School wasn't much better. I didn't make friends easily—too quiet, too shy. Average student, except for mathematics, the one subject I excelled in. All types of math, anything to do with numbers and calculations. That's the kind of mind I have. Logical, deliberate, precise. Give me an equation in algebra or trigonometry or calculus, and sooner or later I'll work out the answer. Present me with a nonarithmetical problem to which I can apply the principles of mathematics, and the same is true. There has never been any conundrum, no matter how difficult, that I haven't been able to solve. That gift is the central reason my three crimes remain perfect to this day.
My father died when I was a senior in high school. My mother was so tightly bound to him that she went into an immediate decline and died four days after my graduation. Both of them had small life insurance policies that they'd managed to keep up the premiums on. I was my mother's beneficiary, and there was a little left from my father's policy as well—a total of about five thousand dollars. I took this money, and another few hundred from the sale of my parents' meager possessions, and moved to San Francisco.
The only career option that seemed both worthwhile and affordable was accountancy, so I enrolled at Golden Gate University to pursue a BA; they offered a very good accounting program and had a reputation for placing their top graduates in well-paid positions. I found a studio apartment on the fringe of the Tenderloin, I took a part-time job to help with expenses, and I spent most of my free time studying. The hard work paid off. When I graduated I was second in my class and highly regarded by my professors.
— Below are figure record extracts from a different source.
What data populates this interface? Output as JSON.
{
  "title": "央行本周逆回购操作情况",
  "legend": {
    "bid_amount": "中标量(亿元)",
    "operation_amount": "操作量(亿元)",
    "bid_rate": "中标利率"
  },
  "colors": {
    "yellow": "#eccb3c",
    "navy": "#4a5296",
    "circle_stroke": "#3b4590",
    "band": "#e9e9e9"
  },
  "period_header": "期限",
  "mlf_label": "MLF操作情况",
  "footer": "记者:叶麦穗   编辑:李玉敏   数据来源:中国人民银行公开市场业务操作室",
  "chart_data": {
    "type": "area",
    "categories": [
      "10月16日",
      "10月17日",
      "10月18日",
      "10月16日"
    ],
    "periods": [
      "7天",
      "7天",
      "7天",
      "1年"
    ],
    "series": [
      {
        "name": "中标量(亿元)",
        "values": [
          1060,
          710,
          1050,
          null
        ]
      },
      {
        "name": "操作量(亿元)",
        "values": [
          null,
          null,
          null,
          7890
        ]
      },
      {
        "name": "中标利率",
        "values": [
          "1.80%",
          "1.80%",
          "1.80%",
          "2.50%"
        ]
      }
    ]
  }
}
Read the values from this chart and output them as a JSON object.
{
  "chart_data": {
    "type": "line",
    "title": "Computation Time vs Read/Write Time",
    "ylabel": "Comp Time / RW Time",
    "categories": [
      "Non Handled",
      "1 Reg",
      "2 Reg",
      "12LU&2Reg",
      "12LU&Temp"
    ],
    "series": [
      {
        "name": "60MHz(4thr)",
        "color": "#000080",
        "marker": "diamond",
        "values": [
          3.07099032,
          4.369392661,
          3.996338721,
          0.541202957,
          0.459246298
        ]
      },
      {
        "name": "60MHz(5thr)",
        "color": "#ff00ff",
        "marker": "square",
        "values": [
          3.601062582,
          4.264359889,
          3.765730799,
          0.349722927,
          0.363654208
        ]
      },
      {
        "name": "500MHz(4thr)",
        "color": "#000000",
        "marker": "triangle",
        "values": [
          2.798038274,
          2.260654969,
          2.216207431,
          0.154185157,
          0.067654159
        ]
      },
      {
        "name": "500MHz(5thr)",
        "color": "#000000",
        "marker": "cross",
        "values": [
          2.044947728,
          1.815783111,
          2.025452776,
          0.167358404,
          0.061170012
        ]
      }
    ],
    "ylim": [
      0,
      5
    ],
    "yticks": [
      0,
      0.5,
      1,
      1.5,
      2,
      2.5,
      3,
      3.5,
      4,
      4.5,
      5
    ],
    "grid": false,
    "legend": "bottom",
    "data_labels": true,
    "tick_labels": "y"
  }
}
I was hired at the first place I applied to, as a clerk in the accounting department of Amthor Associates. You may have
heard of Amthor—a large San Francisco-based engineering firm along the lines of Bechtel Corporation, with the same sort of worldwide activity. I applied myself there as determinedly as I had at Golden Gate University and received my first promotion, to junior accountant, in less than three years. Over the next ten years I worked my way up to assistant chief in charge of accounts payable, at an annual salary of $37,000 with health benefits and stock options.